Il semble tout droit sorti de la série « Downton Abbey ». Hugh Grosvenor, second duc de Westminster, personnage sulfureux, aura marqué de son empreinte la moitié du XXe siècle. Riche héritier d’une famille élevée au rang ducal par la reine Victoria, politicien redoutable, « Sa Grâce » fut autant un sympathisant du nazisme qu’un coureur de jupons invétéré. Parmi ses maîtresses, la fameuse « Coco » Chanel.

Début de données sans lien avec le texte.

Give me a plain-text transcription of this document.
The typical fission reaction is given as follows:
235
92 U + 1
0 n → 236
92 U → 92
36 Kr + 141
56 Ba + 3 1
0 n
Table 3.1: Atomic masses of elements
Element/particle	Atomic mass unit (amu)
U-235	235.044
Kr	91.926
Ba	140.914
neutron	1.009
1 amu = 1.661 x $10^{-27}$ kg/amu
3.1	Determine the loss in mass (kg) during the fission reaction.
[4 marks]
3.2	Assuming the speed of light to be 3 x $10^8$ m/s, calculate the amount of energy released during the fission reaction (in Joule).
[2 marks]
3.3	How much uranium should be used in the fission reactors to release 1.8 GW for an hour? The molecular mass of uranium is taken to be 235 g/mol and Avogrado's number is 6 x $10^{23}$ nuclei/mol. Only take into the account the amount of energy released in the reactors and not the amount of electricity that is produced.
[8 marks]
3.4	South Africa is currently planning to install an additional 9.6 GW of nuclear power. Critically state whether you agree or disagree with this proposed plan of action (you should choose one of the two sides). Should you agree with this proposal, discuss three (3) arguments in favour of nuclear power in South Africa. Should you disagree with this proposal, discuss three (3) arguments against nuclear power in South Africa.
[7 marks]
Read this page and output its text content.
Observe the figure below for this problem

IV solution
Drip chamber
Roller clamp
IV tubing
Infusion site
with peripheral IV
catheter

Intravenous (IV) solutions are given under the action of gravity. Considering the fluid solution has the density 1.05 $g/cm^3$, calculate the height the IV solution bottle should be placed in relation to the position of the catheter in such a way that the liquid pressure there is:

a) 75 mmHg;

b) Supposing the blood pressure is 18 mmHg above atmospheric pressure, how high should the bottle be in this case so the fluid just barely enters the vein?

Le 19 mars 1879, le château néo-gothique d’Eaton Hall raisonne des cris d’un nouveau-né. Le comte Victor Grosvenor est l’heureux père d’un garçon. L’héritier de cette maison, dont les origines remontent au XVIIe siècle, n’aura pas la joie de profiter longtemps de son fils. Il décède à 31 ans en 1884. L’enfant va grandir dans l’immense propriété des Grosvenor, entouré des nombreux membres de sa famille et domestiques qui s’affairent dans les couloirs d’Eaton Hall. Goya, Ruben, Rembrandt, Velasquez, autant de peintres qui ornent chaque pièce du château, témoins de la fortune d’une famille taillée dans la sueur des chevaux qui ont fait leur réputation. D’ailleurs, Hugh recevra le surnom de « Bendor », du nom d’un étalon issu de leur haras, treize fois champion de course, monté par le jockey le plus célèbre de l’ère victorienne, Frederick Archer.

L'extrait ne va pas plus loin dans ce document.